- Rate of complex rules per second -- number of rules that can be processed per second
- Rate of instructions per second -- since each complex rule may consist of more primitive instructions, knowing the rate of instruction execution per second may be useful.
- Publishing rate per second - peak rate at which events can be published to the engine
- Consumption rate per second -- peak rate at which events can be consumed by event listeners a.k.a sinks.
- Event processing latency (ms)-- time it takes for event to be processes after it is published
- Event delivery latency (ms) -- time it takes to deliver event after it is processed by the event processor or cain of event processors.
- Outstanding event queue size -- number of events that waiting to be processed. An important measure that tell the user how many events are in the queue to be processed.
The sum of the processing and delivery latency produces the total latency to be expected by the end user. This latency can then be compared to the required quality of service or SLA for given process to determine if the processes can yield useful results as specified by the SLA.
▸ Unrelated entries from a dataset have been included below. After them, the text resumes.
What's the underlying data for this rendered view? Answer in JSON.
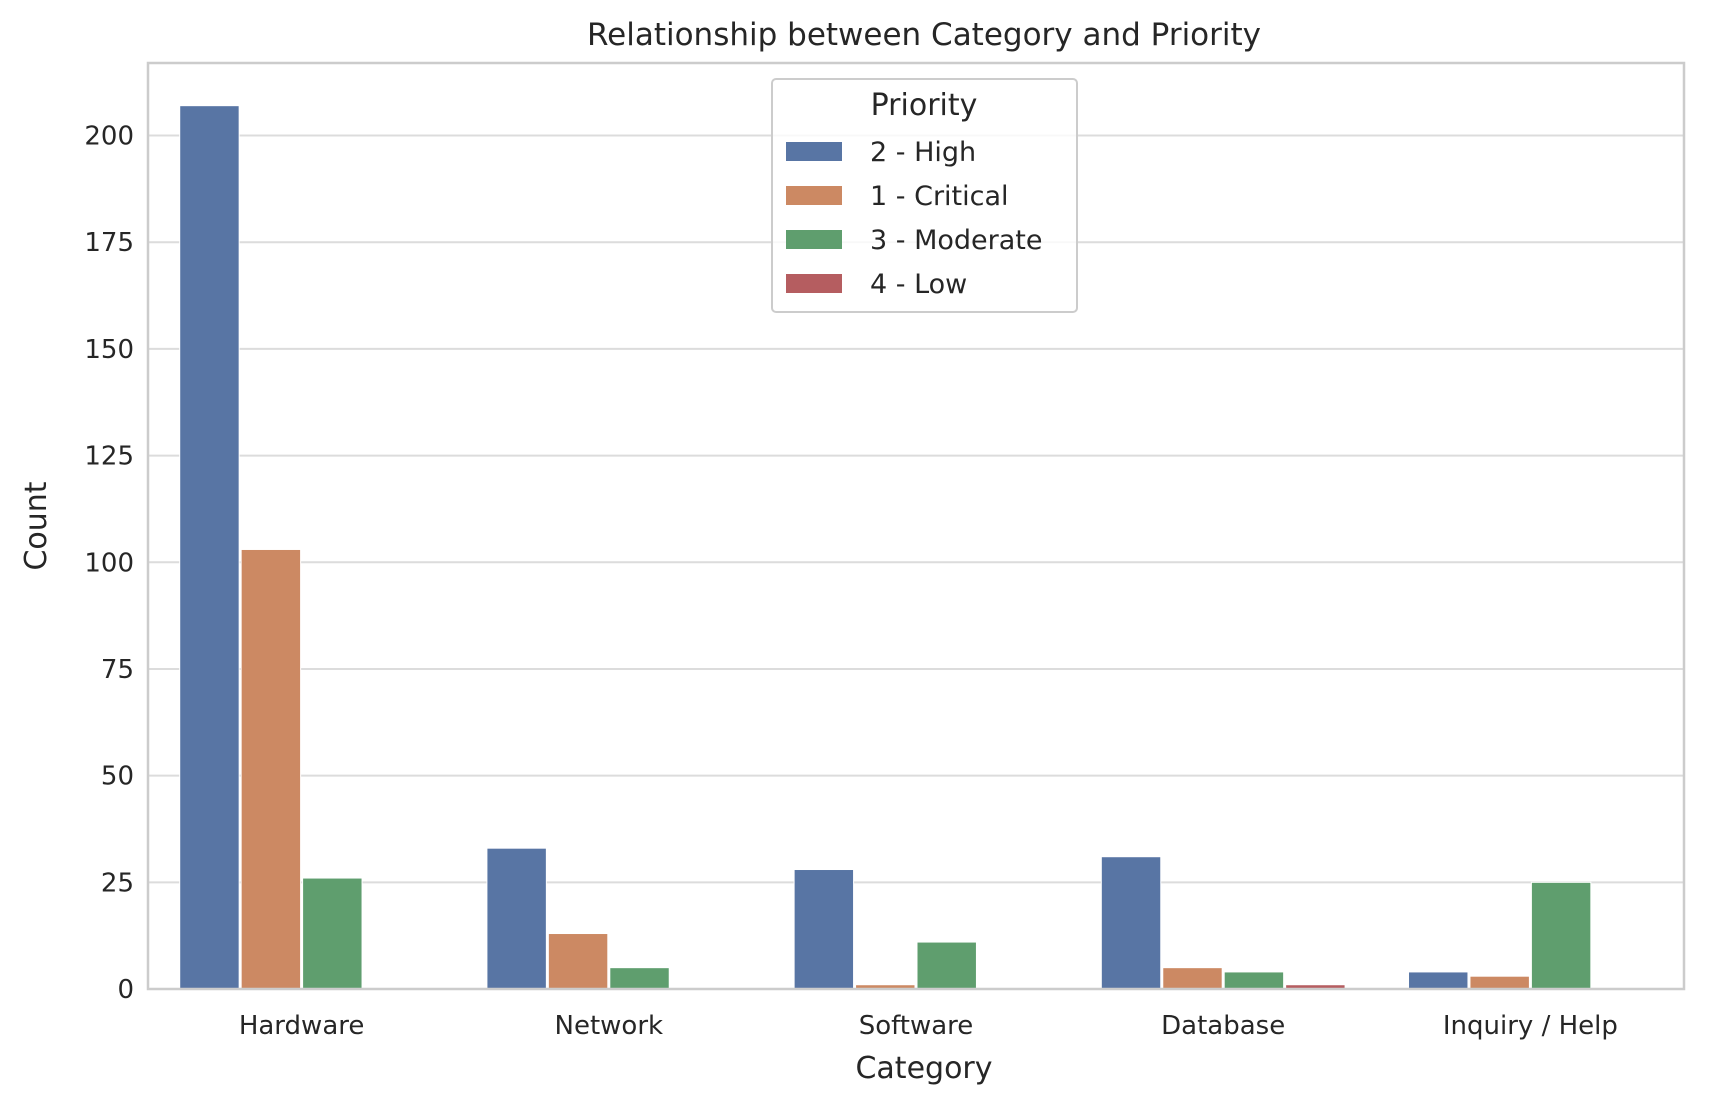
{
  "chart_data": {
    "type": "bar",
    "title": "Relationship between Category and Priority",
    "xlabel": "Category",
    "ylabel": "Count",
    "categories": [
      "Hardware",
      "Network",
      "Software",
      "Database",
      "Inquiry / Help"
    ],
    "ylim": [
      0,
      217
    ],
    "yticks": [
      0,
      25,
      50,
      75,
      100,
      125,
      150,
      175,
      200
    ],
    "grid": true,
    "legend": {
      "title": "Priority",
      "placement": "top-center"
    },
    "series": [
      {
        "name": "2 - High",
        "color": "#5875a4",
        "values": [
          207,
          33,
          28,
          31,
          4
        ]
      },
      {
        "name": "1 - Critical",
        "color": "#cc8963",
        "values": [
          103,
          13,
          1,
          5,
          3
        ]
      },
      {
        "name": "3 - Moderate",
        "color": "#5f9e6e",
        "values": [
          26,
          5,
          11,
          4,
          25
        ]
      },
      {
        "name": "4 - Low",
        "color": "#b55d60",
        "values": [
          0,
          0,
          0,
          1,
          0
        ]
      }
    ]
  }
}
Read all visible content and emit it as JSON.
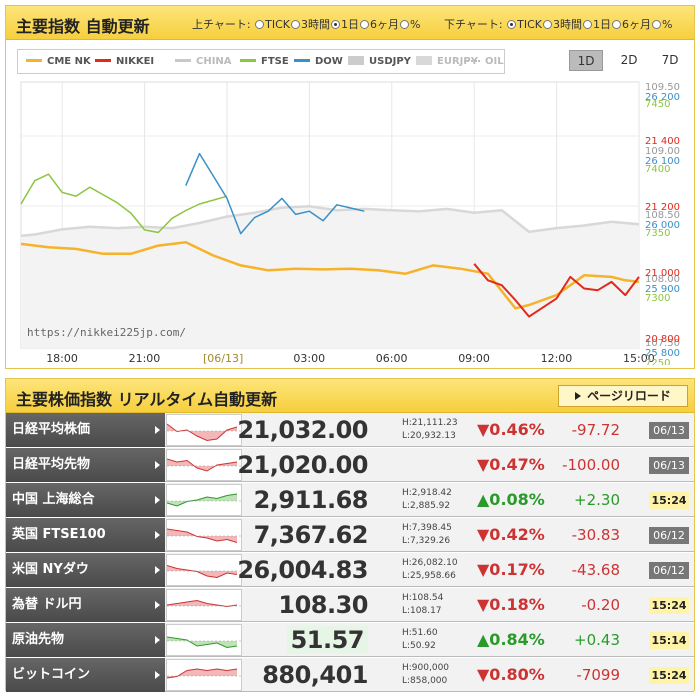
{
  "chart_panel": {
    "title": "主要指数 自動更新",
    "upper_chart": {
      "label": "上チャート:",
      "options": [
        "TICK",
        "3時間",
        "1日",
        "6ヶ月",
        "%"
      ],
      "selected": "1日"
    },
    "lower_chart": {
      "label": "下チャート:",
      "options": [
        "TICK",
        "3時間",
        "1日",
        "6ヶ月",
        "%"
      ],
      "selected": "TICK"
    },
    "legend": [
      {
        "name": "CME NK",
        "color": "#f5b22a",
        "style": "line"
      },
      {
        "name": "NIKKEI",
        "color": "#e02a1a",
        "style": "line"
      },
      {
        "name": "CHINA",
        "color": "#c8c8c8",
        "style": "line"
      },
      {
        "name": "FTSE",
        "color": "#8cc63f",
        "style": "line"
      },
      {
        "name": "DOW",
        "color": "#3a90c8",
        "style": "line"
      },
      {
        "name": "USDJPY",
        "color": "#cccccc",
        "style": "box"
      },
      {
        "name": "EURJPY",
        "color": "#d8d8d8",
        "style": "box"
      },
      {
        "name": "OIL",
        "color": "#bbbbbb",
        "style": "dotted"
      }
    ],
    "range_buttons": [
      "1D",
      "2D",
      "7D"
    ],
    "active_range": "1D",
    "watermark": "https://nikkei225jp.com/",
    "chart_data": {
      "type": "line",
      "x_ticks": [
        "18:00",
        "21:00",
        "[06/13]",
        "03:00",
        "06:00",
        "09:00",
        "12:00",
        "15:00"
      ],
      "y_axis_usdjpy": {
        "ticks": [
          "109.50",
          "109.00",
          "108.50",
          "108.00",
          "107.50"
        ],
        "color": "#999999"
      },
      "y_axis_dow": {
        "ticks": [
          "26 200",
          "26 100",
          "26 000",
          "25 900",
          "25 800"
        ],
        "color": "#3a90c8"
      },
      "y_axis_ftse": {
        "ticks": [
          "7450",
          "7400",
          "7350",
          "7300",
          "7250"
        ],
        "color": "#8cc63f"
      },
      "y_axis_nikkei": {
        "ticks": [
          "21 400",
          "21 200",
          "21 000",
          "20 800"
        ],
        "color": "#e02a1a"
      },
      "series": [
        {
          "name": "USDJPY",
          "color": "#d8d8d8",
          "x": [
            16.5,
            17,
            18,
            19,
            20,
            21,
            22,
            23,
            24,
            25,
            26,
            27,
            28,
            29,
            30,
            31,
            32,
            33,
            34,
            35,
            36,
            37,
            38,
            38.5,
            39
          ],
          "values": [
            108.33,
            108.34,
            108.38,
            108.4,
            108.39,
            108.4,
            108.39,
            108.43,
            108.48,
            108.51,
            108.55,
            108.56,
            108.53,
            108.54,
            108.53,
            108.52,
            108.54,
            108.51,
            108.53,
            108.36,
            108.39,
            108.41,
            108.44,
            108.43,
            108.42
          ]
        },
        {
          "name": "CME NK",
          "color": "#f5b22a",
          "x": [
            16.5,
            17.5,
            18.5,
            19.5,
            20.5,
            21.5,
            22.5,
            23.5,
            24.5,
            25.5,
            26.5,
            27.5,
            28.5,
            29.5,
            30.5,
            31.5,
            32.5,
            33.5,
            34.5,
            35,
            36,
            37,
            38,
            38.5,
            39
          ],
          "values": [
            21085,
            21075,
            21070,
            21055,
            21055,
            21080,
            21090,
            21050,
            21020,
            21005,
            21010,
            21008,
            21010,
            21005,
            20995,
            21020,
            21010,
            20995,
            20890,
            20900,
            20930,
            20990,
            20985,
            20975,
            20970
          ]
        },
        {
          "name": "FTSE",
          "color": "#8cc63f",
          "x": [
            16.5,
            17,
            17.5,
            18,
            18.5,
            19,
            19.5,
            20,
            20.5,
            21,
            21.5,
            22,
            22.5,
            23,
            23.5,
            24
          ],
          "values": [
            7372,
            7390,
            7395,
            7381,
            7378,
            7385,
            7379,
            7373,
            7365,
            7352,
            7350,
            7361,
            7367,
            7372,
            7375,
            7378
          ]
        },
        {
          "name": "DOW",
          "color": "#3a90c8",
          "x": [
            22.5,
            23,
            23.5,
            24,
            24.5,
            25,
            25.5,
            26,
            26.5,
            27,
            27.5,
            28,
            28.5,
            29
          ],
          "values": [
            26060,
            26110,
            26075,
            26040,
            25985,
            26010,
            26020,
            26040,
            26015,
            26020,
            26005,
            26030,
            26025,
            26020
          ]
        },
        {
          "name": "NIKKEI",
          "color": "#e02a1a",
          "x": [
            33,
            33.5,
            34,
            34.5,
            35,
            36,
            36.5,
            37,
            37.5,
            38,
            38.5,
            39
          ],
          "values": [
            21025,
            20975,
            20960,
            20915,
            20865,
            20920,
            20985,
            20950,
            20945,
            20970,
            20930,
            20985
          ]
        }
      ]
    }
  },
  "market_panel": {
    "title": "主要株価指数 リアルタイム自動更新",
    "reload_label": "ページリロード",
    "rows": [
      {
        "name": "日経平均株価",
        "price": "21,032.00",
        "high": "H:21,111.23",
        "low": "L:20,932.13",
        "pct": "▼0.46%",
        "change": "-97.72",
        "time": "06/13",
        "up": false,
        "open": false
      },
      {
        "name": "日経平均先物",
        "price": "21,020.00",
        "high": "",
        "low": "",
        "pct": "▼0.47%",
        "change": "-100.00",
        "time": "06/13",
        "up": false,
        "open": false
      },
      {
        "name": "中国 上海総合",
        "price": "2,911.68",
        "high": "H:2,918.42",
        "low": "L:2,885.92",
        "pct": "▲0.08%",
        "change": "+2.30",
        "time": "15:24",
        "up": true,
        "open": true
      },
      {
        "name": "英国 FTSE100",
        "price": "7,367.62",
        "high": "H:7,398.45",
        "low": "L:7,329.26",
        "pct": "▼0.42%",
        "change": "-30.83",
        "time": "06/12",
        "up": false,
        "open": false
      },
      {
        "name": "米国 NYダウ",
        "price": "26,004.83",
        "high": "H:26,082.10",
        "low": "L:25,958.66",
        "pct": "▼0.17%",
        "change": "-43.68",
        "time": "06/12",
        "up": false,
        "open": false
      },
      {
        "name": "為替 ドル円",
        "price": "108.30",
        "high": "H:108.54",
        "low": "L:108.17",
        "pct": "▼0.18%",
        "change": "-0.20",
        "time": "15:24",
        "up": false,
        "open": true
      },
      {
        "name": "原油先物",
        "price": "51.57",
        "high": "H:51.60",
        "low": "L:50.92",
        "pct": "▲0.84%",
        "change": "+0.43",
        "time": "15:14",
        "up": true,
        "open": true
      },
      {
        "name": "ビットコイン",
        "price": "880,401",
        "high": "H:900,000",
        "low": "L:858,000",
        "pct": "▼0.80%",
        "change": "-7099",
        "time": "15:24",
        "up": false,
        "open": true
      }
    ]
  }
}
What interests me is not only the metrics, but also the behavior in the situations when rate of production exceeds the rate of consumption for a significant period of time. In this case, the influx of incoming events would have to buffered somewhere to be processed by the engine. This of course can not go on without a significant performance degradation as well as the increase the overall processing latency.
There are several strategies that can be used separately or in combination:
- Buffering -- simplest technique where events are buffered for both consumers and producers to accommodate for peaks. Eventually the buffers get exhausted and production and consumption rates must equalize by either reducing rate of production or increasing the rate of consumption
- Increasing number of consumers -- this can drive the consumption rate up. However this technique suffers from the plateau effect -- meaning after a certain number the rate of consumption stalls and starts to decrease.
- Dynamic throttle -- this where rate of production and consumption are throttled. The easiest place to throttle is at the event production phase, where events are actually dropped or event production is decreased via deliberate and controlled action. In this situation the latency is passed on to event producers.